NAIROBI, Kenya, Dec 2 – It’s getting close to the end of the year, that time when we all get introspective and start to recount what we achieved and what we lost during the past year, and what we will do to get it right next year. Famous last words, right? Almost all New Year resolutions include a self made promise to save more and spend less, grow a personal investment portfolio, become financially independent by the time we retire.
Fact is, the consumerism in Kenya makes it that much harder to become financially independent anytime before we are back in diapers – of the adult kind! One surefire method of trying to become financially secure is by placing funds aside every month to invest in an asset that will generate a good return. But what, pray tell, is a good return? 10%, 20% or 70%? As the pyramid scheme scandals have demonstrated, there is a direct correlation between higher returns and higher risks. So either you place your investments in vanilla products such as shares, fixed deposit accounts or treasury bills and bonds or you start to enter more complex products such as land and housing for speculation, or investing in your friend’s car import business.
The long and short of it is that as an individual, your investment choices are limited by your income and your ability to borrow or leverage that income to purchase assets that generate a higher return than the vanilla products. However, investing as a group provides a significant channel of purchasing larger assets that should generate a better return than that derived by an individual, with the added benefit that the risks are shared across the members of the group. Now this is where we start to make mistakes. Many of us join groups due to peer pressure either from office colleagues, church members or old school friends all of whom want to do something together to generate an income. We know the “WHAT” which is to be a member of a group that will grow into a large land buying company but we simply do not know the “HOW” which is the methodology of growing our monthly contributions into the next Berkshire Hathaway.

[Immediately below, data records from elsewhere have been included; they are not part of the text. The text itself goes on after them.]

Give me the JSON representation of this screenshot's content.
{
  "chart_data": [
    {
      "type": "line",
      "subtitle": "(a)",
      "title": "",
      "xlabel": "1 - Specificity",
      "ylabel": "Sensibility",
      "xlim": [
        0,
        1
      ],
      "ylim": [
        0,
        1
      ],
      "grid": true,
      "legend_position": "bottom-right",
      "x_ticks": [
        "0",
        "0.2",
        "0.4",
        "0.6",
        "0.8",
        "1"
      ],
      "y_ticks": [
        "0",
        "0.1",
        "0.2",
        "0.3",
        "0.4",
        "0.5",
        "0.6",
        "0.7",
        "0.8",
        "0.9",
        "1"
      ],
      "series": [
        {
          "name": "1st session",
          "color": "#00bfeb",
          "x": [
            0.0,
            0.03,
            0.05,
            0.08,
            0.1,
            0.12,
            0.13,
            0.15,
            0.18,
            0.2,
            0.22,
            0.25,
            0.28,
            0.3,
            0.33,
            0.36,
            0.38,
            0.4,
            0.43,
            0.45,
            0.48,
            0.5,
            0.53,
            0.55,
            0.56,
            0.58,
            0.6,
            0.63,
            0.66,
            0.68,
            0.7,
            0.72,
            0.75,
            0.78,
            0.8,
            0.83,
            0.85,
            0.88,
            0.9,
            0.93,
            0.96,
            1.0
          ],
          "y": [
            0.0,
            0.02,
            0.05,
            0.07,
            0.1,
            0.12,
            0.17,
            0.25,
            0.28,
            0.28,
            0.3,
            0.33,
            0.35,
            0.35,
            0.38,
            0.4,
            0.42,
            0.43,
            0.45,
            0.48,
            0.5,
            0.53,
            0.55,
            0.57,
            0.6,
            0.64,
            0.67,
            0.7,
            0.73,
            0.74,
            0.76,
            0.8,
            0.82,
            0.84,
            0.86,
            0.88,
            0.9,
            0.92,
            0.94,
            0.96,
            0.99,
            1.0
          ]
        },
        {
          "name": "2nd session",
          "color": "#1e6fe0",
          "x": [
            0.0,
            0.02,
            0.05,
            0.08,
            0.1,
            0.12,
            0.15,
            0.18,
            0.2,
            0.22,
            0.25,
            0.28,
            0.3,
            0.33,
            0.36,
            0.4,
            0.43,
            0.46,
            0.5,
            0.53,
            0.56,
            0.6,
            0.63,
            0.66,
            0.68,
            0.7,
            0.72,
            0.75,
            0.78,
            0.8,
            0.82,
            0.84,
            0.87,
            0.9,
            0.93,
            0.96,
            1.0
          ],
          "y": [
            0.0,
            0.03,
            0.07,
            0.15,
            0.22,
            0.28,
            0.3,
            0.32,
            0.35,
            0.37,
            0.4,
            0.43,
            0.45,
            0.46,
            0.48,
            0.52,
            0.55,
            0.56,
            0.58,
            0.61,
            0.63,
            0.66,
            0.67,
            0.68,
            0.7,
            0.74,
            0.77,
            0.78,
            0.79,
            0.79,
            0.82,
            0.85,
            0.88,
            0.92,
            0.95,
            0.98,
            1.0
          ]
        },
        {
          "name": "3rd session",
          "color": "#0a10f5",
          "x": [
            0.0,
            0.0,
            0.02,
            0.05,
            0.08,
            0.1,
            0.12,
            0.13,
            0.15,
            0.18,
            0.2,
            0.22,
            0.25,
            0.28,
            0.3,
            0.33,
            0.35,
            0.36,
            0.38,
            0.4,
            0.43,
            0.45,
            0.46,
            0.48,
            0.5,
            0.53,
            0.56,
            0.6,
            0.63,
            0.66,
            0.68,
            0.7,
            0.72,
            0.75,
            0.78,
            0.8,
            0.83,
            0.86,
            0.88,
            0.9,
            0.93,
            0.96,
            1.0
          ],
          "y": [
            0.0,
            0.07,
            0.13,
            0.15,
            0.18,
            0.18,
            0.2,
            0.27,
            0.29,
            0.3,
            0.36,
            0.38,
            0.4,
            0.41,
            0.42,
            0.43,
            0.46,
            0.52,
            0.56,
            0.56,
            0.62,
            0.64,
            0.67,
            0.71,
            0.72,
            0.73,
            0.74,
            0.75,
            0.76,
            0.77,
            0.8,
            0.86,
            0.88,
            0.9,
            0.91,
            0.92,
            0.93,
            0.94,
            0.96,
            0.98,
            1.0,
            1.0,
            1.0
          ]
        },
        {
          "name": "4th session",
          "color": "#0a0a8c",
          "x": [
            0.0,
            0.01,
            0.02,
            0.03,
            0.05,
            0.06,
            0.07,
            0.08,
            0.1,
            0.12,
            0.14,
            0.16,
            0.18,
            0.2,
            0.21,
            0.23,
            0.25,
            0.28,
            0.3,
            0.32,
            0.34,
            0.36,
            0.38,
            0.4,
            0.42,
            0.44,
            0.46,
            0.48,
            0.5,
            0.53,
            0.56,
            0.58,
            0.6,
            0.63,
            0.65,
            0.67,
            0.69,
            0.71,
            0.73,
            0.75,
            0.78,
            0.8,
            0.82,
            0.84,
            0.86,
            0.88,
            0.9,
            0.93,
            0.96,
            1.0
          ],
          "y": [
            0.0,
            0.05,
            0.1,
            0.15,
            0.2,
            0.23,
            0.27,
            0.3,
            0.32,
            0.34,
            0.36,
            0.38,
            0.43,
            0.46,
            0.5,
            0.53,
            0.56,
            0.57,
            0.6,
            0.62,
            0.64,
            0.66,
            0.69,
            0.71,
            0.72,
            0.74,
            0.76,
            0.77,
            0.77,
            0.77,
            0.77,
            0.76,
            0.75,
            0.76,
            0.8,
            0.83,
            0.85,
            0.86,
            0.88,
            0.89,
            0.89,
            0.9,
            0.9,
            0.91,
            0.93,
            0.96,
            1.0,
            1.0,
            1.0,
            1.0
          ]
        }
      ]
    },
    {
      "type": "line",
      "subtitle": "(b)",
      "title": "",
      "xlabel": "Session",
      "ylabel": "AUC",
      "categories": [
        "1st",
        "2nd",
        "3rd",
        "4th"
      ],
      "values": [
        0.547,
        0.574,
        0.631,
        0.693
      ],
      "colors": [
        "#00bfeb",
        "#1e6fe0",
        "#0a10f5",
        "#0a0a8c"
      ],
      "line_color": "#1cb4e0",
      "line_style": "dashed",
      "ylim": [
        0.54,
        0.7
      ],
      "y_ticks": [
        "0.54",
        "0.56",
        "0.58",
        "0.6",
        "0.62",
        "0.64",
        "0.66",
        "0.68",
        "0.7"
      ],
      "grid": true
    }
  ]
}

We then meet monthly after the church service, or in a bar or a coffee lounge and come up with grand strategic plans which remain just that, grand. We place our funds in a Treasury Bond, or in equities at the Nairobi Stock Exchange and the braver amongst us even go as far as buying land in Kitengela, the next big growth area in development according to real estate pundits. But what is our long term plan? How long do we intend to contribute? When do we plan to start realizing our investments and living off our dividend income in the comfort of our mortgage free homes? Is our group structured with the right kind of individuals who can make decisions and more importantly, execute them? Have we placed the correct governance structure to protect all members from a wayward treasurer? The first steps to a good investment group is to ensure you have the correct membership that draws on different skill sets that can be exploited for the good of the group. The second step is to ensure that you are formed into a legal entity that can borrow, hold assets in its own name and has perpetuity beyond the individual members. Finally the third step is to create and implement a strategic plan that incorporates the group’s vision and breaks the vision down to quantifiable and achievable steps for execution. In the following weeks, we will explore each of the steps and get you started on the challenging path to financial freedom.